Elías se estremeció, y su rostro se tiñó de vergüenza. Por un segundo, pensé que estallaría como tantas otras veces. Pero no. En vez de eso, forzó una sonrisa débil y volvió a acercarse.
—Amor, vamos... no te pongas así. Sé que olvidé nuestra cena de aniversario, pero te lo voy a compensar. Lo prometo.
Cuando no le respondí, frunció el ceño, frustrado.
—Estoy aquí, ¿no? ¿Qué más quieres de mí, Olivia? —preguntó, molesto, y entonces, en voz baja, soltó—: ¿Quién te querrá como yo lo hago?
Lo miré, incrédula, completamente atónita por su descaro.
¿Quién me iba a querer?
Tenía el casino más exitoso de todo México. No necesitaba su lástima. Y mucho menos su amor. Uno que, para empezar, nunca me había dado de verdad.
—¿Te estás escuchando? —le dije, con una calma que sabía a veneno—. ¿Crees que no puedo vivir sin ti?
—No fue eso lo que quise decir —se apuró a aclarar, volviendo a extender la mano.
Pero yo había dado un paso atrás. Ya había tenido suficiente.
Y ahí estaba Lía, parada detrás de él, con su papel de siempre: la esposa silenciosa. Ojos grandes, labios temblorosos, demasiado frágil para decir una sola palabra. Como si yo no pudiera verla con claridad.
—Hazme un favor y lárgate de mi casino —le solté, con la mirada clavada en ella.
Sus labios comenzaron a temblar, y sus ojos se llenaron de lágrimas justo a tiempo.
—Yo... solo quería saber cómo estabas, Olivia. No quise molestarte...
Se giró hacia Elías, buscando apoyo.
Pero esta vez, él no mordió el anzuelo. La miró por un momento, antes de mirarme a mí.
—Tal vez deberías irte, Lía. Con que esté yo, ya es suficiente.
Estuve a punto de reírme.
—De hecho —dije con una dulzura venenosa—, los dos deberían irse. Lárguense de mi oficina. Lárguense de mi casino. O llamaré a seguridad para que los saque.
Selena, que hasta entonces había permanecido en silencio, soltó una risita seca.
—Hay gente que no entiende ni con señales luminosas, ¿eh?
Parpadeé sorprendida, pero no pude evitar sonreír. Acababa de decir exactamente lo que yo estaba pensando.
Elías giró hacia ella, con el ceño fruncido.

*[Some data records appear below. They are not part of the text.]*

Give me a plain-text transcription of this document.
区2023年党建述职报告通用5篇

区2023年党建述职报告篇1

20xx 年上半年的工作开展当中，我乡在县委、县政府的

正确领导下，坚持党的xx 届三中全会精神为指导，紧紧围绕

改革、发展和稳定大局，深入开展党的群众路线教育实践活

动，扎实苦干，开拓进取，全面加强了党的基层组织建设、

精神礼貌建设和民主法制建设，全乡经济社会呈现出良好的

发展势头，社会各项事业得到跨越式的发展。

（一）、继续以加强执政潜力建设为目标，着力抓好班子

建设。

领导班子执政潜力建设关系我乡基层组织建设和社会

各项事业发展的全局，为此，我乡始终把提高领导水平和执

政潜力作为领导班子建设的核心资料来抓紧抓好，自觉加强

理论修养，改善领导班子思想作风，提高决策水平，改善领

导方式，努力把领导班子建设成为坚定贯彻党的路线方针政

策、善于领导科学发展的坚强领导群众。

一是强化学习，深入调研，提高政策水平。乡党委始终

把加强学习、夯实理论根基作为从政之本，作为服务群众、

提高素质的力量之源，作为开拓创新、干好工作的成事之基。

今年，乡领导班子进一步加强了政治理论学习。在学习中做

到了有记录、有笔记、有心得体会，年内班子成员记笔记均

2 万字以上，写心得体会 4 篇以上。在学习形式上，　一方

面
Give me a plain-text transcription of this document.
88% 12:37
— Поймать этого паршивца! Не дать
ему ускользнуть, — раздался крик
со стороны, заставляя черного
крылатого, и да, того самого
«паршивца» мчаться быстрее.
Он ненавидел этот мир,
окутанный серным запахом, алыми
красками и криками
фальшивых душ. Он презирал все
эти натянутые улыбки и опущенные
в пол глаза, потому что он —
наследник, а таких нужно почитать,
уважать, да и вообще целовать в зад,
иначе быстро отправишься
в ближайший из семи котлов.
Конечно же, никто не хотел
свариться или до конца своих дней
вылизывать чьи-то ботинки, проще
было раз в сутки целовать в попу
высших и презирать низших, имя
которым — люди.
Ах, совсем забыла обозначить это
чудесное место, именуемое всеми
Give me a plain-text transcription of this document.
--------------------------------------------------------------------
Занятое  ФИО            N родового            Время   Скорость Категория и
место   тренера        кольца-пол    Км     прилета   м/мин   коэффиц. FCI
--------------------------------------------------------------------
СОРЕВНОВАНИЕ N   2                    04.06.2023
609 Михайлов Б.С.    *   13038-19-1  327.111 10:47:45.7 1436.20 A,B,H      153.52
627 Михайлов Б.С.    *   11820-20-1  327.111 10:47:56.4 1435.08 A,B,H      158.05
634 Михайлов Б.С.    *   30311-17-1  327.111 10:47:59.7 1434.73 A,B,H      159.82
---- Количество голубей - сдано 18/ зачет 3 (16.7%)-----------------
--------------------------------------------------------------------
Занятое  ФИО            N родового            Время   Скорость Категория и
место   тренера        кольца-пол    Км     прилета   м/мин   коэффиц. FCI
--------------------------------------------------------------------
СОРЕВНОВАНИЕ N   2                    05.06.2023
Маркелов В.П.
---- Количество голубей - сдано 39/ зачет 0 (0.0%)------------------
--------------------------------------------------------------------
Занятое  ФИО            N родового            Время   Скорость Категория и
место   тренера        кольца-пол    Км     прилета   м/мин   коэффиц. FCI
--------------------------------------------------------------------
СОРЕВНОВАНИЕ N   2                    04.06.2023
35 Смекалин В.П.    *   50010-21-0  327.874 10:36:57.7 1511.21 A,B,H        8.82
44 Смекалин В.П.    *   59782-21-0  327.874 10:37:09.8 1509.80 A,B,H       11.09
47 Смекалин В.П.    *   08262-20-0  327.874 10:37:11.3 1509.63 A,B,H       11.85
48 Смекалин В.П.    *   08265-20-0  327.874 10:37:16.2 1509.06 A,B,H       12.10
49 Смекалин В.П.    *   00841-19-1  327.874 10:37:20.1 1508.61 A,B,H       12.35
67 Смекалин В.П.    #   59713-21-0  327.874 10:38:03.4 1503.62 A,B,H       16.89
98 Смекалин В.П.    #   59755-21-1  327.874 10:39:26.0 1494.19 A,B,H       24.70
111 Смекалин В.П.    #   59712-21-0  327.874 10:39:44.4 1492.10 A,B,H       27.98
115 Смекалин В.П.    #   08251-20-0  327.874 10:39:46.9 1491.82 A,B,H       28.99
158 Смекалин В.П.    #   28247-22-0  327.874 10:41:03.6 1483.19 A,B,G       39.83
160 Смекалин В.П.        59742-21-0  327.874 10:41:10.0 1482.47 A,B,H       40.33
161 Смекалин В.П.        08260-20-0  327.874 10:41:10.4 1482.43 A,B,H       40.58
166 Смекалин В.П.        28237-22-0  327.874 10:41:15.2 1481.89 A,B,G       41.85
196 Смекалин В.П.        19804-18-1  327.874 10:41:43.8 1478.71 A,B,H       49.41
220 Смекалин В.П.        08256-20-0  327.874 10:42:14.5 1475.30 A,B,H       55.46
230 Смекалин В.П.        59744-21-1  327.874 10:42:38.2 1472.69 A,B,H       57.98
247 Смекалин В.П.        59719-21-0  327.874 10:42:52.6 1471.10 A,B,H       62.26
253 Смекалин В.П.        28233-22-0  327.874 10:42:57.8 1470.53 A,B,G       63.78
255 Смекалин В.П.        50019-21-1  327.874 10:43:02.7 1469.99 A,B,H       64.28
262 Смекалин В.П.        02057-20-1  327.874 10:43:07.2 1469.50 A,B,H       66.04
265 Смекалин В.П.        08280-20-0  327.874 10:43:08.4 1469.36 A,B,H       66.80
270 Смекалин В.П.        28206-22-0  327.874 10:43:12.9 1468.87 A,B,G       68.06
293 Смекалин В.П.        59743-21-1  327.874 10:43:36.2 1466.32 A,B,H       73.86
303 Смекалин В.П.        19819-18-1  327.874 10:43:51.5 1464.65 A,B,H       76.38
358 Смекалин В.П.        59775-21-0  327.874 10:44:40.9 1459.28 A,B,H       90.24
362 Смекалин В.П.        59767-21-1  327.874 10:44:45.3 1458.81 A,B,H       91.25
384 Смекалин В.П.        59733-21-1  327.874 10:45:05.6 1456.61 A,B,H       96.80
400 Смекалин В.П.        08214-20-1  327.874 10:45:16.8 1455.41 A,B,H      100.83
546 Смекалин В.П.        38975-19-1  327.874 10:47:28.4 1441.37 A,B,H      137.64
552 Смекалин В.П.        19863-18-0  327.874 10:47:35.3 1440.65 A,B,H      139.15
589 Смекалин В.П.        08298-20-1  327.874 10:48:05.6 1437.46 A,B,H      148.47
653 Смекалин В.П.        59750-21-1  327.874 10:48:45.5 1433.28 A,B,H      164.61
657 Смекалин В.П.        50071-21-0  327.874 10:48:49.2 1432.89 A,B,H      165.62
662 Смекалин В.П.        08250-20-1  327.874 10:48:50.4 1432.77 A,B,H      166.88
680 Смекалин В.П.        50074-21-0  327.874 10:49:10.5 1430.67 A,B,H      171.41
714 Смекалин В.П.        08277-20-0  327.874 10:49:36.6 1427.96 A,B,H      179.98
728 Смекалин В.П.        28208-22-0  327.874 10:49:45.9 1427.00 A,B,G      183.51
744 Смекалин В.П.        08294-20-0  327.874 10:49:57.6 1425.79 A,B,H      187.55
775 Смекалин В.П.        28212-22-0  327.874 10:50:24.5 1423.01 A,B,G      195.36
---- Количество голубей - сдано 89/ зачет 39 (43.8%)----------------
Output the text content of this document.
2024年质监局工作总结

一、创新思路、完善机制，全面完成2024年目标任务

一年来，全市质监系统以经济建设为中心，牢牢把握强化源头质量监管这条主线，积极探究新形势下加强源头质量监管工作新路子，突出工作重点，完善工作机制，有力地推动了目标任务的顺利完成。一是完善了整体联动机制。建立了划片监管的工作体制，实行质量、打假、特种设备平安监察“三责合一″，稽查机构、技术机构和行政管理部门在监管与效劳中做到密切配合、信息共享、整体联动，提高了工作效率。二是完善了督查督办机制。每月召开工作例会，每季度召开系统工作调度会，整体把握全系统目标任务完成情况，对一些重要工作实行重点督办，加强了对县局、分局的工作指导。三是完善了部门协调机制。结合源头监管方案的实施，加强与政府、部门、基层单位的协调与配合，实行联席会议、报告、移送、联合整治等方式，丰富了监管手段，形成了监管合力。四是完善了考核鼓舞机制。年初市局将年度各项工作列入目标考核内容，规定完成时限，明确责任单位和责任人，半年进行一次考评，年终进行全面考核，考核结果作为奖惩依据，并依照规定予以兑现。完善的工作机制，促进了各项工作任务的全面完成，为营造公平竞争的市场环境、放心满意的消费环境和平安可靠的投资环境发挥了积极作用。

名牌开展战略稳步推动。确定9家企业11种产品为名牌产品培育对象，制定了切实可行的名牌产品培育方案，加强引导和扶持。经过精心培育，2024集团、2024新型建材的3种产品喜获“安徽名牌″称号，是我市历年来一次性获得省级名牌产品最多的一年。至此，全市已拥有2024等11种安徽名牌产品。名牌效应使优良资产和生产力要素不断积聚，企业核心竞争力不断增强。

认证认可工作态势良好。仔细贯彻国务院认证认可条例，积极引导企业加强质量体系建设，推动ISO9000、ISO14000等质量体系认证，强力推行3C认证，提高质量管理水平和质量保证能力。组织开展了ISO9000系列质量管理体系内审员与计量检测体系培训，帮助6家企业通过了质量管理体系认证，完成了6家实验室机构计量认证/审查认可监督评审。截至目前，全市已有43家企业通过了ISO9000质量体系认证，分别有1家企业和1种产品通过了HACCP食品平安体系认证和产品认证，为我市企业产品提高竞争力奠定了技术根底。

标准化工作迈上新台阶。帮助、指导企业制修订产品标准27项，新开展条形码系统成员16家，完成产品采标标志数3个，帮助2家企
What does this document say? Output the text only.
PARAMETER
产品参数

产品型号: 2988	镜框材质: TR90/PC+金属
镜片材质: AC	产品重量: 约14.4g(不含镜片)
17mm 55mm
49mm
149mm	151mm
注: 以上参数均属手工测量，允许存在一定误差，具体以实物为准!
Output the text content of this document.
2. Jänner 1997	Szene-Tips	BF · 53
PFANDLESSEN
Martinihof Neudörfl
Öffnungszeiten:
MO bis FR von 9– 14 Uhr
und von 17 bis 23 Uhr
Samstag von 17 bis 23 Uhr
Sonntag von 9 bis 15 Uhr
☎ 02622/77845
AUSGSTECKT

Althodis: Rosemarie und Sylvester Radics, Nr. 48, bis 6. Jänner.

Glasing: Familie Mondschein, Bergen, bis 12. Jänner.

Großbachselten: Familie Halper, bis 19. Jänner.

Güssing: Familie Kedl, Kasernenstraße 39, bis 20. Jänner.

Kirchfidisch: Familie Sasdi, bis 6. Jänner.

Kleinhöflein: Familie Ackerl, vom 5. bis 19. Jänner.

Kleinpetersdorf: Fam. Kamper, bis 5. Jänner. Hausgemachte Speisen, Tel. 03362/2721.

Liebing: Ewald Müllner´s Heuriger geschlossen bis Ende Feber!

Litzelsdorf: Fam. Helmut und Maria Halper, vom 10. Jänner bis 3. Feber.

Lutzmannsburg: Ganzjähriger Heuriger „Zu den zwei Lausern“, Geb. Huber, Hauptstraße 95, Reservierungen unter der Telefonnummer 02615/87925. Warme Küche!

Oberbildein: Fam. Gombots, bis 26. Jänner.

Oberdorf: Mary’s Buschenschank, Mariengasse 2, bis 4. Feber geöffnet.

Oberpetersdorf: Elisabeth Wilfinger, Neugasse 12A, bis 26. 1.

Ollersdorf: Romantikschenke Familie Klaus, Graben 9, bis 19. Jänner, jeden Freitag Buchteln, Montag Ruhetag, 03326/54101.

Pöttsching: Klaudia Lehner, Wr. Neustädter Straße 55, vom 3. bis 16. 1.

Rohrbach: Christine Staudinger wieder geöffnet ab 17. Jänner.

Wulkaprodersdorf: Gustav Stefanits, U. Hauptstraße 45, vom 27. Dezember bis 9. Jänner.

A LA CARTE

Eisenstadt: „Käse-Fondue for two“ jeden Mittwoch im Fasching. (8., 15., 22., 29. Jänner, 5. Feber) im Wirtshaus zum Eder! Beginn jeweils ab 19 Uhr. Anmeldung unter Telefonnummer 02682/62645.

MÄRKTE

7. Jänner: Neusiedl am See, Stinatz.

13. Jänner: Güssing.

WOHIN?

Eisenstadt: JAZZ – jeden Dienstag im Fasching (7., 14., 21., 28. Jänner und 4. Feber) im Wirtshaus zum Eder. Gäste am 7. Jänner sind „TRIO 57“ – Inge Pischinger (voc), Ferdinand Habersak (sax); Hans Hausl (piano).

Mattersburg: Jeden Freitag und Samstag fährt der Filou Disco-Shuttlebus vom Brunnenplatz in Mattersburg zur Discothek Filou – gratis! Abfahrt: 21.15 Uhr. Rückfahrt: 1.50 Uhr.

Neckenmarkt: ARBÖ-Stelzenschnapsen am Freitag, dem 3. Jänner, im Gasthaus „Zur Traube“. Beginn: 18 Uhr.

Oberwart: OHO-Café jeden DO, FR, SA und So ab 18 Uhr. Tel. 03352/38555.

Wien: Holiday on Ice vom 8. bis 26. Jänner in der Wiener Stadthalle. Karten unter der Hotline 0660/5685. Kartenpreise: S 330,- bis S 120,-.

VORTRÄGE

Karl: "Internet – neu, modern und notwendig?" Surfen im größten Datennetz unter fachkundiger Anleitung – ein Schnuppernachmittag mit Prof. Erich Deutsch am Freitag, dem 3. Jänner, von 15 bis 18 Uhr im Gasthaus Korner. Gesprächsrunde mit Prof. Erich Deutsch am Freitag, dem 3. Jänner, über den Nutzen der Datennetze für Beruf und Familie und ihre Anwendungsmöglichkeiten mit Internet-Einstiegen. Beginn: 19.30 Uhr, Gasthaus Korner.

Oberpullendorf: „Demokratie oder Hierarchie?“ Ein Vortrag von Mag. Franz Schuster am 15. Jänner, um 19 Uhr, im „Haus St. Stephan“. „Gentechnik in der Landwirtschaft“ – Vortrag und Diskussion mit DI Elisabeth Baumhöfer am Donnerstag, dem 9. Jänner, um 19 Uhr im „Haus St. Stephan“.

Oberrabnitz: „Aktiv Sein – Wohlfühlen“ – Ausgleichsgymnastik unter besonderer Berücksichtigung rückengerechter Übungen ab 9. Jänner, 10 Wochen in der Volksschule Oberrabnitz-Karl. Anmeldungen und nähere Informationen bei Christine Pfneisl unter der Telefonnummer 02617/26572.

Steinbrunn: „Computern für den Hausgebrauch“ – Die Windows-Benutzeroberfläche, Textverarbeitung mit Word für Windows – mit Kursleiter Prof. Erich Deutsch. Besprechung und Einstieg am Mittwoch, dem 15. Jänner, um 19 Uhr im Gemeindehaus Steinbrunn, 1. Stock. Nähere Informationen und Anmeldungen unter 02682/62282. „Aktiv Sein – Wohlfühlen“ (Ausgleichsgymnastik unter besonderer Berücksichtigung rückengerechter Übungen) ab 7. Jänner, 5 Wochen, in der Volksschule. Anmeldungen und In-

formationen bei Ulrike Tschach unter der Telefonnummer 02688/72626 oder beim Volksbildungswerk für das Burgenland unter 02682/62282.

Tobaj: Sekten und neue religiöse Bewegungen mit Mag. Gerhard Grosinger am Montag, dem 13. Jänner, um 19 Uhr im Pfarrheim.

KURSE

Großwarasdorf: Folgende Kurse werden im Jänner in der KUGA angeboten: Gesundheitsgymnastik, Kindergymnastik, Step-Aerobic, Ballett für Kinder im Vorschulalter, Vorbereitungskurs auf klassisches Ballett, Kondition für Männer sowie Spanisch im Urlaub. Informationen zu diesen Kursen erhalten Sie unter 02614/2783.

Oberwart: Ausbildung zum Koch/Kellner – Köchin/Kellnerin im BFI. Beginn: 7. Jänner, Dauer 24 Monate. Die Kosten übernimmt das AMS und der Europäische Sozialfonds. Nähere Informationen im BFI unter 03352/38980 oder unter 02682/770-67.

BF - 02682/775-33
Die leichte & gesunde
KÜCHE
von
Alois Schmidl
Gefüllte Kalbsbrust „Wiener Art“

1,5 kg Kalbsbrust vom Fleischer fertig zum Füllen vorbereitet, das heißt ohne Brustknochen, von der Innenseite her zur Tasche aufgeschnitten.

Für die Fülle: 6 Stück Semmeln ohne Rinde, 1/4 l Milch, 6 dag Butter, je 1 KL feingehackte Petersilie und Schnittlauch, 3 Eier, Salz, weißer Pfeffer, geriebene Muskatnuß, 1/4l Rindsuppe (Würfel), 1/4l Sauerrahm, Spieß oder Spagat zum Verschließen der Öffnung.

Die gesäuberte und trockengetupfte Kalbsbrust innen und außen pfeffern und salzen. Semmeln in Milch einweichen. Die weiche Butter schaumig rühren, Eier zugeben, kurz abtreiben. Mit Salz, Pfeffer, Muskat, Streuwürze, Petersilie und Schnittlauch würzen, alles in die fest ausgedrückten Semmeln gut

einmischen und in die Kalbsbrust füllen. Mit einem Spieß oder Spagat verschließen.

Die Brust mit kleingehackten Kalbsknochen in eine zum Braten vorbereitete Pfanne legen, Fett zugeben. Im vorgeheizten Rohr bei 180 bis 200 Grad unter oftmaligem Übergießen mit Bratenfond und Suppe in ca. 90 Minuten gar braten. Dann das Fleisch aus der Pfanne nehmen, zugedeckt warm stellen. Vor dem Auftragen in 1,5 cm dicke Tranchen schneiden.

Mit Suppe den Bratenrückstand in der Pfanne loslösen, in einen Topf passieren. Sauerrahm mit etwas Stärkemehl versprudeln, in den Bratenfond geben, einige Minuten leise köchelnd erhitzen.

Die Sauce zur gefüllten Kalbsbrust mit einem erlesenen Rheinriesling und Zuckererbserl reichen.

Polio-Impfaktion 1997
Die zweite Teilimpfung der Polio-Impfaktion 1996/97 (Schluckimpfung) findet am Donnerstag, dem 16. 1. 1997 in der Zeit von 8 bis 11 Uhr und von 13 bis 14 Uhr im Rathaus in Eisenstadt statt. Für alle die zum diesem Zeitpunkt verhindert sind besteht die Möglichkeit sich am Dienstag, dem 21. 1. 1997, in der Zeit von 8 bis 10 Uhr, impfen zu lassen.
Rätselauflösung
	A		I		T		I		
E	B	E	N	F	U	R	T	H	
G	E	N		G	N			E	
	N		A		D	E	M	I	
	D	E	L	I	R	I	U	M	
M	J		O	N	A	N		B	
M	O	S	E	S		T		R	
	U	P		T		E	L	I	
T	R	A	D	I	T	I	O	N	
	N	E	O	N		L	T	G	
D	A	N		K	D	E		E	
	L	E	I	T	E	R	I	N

—¿Y tú quién carajos eres para hablarme así? Soy el esposo de tu jefa. ¿Quieres que le pida que te despida?
Selena alzó una ceja y me miró de frente.
—Señorita Olivia, ¿me pasé de la raya? ¿Quiere que me vaya?
Sonreí, lenta, con intención.
—Por supuesto que no. Eres mi amiga. Aquí siempre serás bienvenida.
Entonces me giré hacia los otros dos.
—Y ustedes... ya lo dije: lárguense. Y no se les ocurra volver a faltarle el respeto a mi amiga.